Unto Others: The Evolution and Psychology of Unselfish Behavior

No matter what we do, however kind or generous our deeds may seem, a hidden motive of selfishness lurks--or so science has claimed for years. This book, whose publication promises to be a major scientific event, tells us differently. In Unto Others philosopher Elliott Sober and biologist David Sloan Wilson demonstrate once and for all that unselfish behavior is in fact an important feature of both biological and human nature. Their book provides a panoramic view of altruism throughout the animal kingdom--from self-sacrificing parasites to insects that subsume themselves in the superorganism of a colony to the human capacity for selflessness--even as it explains the evolutionary sense of such behavior.
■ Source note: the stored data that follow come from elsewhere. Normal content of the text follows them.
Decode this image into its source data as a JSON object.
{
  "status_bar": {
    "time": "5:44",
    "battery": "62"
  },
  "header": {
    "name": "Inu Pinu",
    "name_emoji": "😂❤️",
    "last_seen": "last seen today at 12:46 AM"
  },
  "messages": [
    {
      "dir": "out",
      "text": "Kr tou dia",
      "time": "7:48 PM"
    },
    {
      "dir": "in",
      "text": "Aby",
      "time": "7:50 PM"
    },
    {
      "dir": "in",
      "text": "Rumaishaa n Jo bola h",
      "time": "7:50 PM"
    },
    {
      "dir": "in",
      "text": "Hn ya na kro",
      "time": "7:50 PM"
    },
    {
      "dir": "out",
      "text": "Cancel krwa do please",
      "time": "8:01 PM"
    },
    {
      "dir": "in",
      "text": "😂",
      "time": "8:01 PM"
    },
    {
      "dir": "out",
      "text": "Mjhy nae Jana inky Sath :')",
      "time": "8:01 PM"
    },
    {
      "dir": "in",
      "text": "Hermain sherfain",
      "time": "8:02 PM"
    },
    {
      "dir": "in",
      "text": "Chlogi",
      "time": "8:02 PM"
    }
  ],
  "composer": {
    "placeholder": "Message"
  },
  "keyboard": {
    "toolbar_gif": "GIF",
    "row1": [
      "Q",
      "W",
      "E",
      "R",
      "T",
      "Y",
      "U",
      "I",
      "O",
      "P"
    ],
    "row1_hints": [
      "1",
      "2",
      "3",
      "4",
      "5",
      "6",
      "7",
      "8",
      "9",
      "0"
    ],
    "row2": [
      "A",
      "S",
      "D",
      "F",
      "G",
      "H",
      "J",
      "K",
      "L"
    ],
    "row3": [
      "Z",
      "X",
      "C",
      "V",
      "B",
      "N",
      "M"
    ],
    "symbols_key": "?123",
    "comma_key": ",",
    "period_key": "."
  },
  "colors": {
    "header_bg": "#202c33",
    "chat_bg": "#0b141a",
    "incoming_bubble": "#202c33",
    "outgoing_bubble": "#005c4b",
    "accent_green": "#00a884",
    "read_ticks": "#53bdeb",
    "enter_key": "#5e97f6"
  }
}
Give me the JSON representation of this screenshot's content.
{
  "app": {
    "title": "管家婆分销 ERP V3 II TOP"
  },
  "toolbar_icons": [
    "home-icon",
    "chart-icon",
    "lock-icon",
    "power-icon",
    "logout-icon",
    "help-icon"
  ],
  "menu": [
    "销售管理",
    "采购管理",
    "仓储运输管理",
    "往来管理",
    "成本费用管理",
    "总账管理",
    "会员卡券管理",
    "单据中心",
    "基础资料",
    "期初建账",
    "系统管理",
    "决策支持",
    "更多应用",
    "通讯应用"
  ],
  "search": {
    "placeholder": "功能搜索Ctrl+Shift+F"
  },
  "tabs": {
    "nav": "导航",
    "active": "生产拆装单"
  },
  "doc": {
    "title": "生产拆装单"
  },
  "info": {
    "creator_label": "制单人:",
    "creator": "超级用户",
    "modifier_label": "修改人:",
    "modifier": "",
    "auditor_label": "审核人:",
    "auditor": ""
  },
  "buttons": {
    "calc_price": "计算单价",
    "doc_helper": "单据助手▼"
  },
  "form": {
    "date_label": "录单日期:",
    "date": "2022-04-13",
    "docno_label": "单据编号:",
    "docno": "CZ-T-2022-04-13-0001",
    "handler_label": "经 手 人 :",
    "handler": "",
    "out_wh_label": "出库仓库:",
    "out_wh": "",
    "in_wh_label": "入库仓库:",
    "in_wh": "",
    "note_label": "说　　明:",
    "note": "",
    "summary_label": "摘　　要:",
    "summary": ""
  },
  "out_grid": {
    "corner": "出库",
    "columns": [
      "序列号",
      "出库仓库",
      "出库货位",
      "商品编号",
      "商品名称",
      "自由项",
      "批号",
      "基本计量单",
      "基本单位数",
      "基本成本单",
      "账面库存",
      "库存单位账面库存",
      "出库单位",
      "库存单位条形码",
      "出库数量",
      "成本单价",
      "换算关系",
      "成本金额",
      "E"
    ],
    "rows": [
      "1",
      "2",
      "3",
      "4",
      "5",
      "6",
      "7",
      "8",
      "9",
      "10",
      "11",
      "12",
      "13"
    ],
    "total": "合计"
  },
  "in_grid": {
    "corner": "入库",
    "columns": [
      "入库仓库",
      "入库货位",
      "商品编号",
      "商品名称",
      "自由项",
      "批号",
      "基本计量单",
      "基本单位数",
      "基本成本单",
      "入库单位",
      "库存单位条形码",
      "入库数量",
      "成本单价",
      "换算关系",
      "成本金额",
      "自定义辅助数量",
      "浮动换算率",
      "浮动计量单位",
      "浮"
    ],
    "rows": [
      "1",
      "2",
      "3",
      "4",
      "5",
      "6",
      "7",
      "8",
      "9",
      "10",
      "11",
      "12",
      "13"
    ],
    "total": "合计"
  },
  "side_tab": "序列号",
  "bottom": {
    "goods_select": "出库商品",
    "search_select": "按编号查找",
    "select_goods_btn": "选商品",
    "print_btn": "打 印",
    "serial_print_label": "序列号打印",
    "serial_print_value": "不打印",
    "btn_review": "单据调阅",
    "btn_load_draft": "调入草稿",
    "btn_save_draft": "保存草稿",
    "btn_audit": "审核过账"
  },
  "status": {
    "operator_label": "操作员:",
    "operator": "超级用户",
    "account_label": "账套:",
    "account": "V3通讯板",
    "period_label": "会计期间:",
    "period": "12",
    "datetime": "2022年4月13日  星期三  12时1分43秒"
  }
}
Explaining how altruistic behavior can evolve by natural selection, this book finally gives credence to the idea of group selection that was originally proposed by Darwin but denounced as heretical in the 1960s. With their account of this controversy, Sober and Wilson offer a detailed case study of scientific change as well as an indisputable argument for group selection as a legitimate theory in evolutionary biology. Unto Others also takes a novel evolutionary approach in explaining the ultimate psychological motives behind unselfish human behavior. Developing a theory of the proximate mechanisms that most likely evolved to motivate adaptive helping behavior, Sober and Wilson show how people and perhaps other species evolved the capacity to care for others as a goal in itself. A truly interdisciplinary work that blends biology, philosophy, psychology, and anthropology, this book will permanently change not just our view of selfless behavior but also our understanding of many issues in evolutionary biology and the social sciences.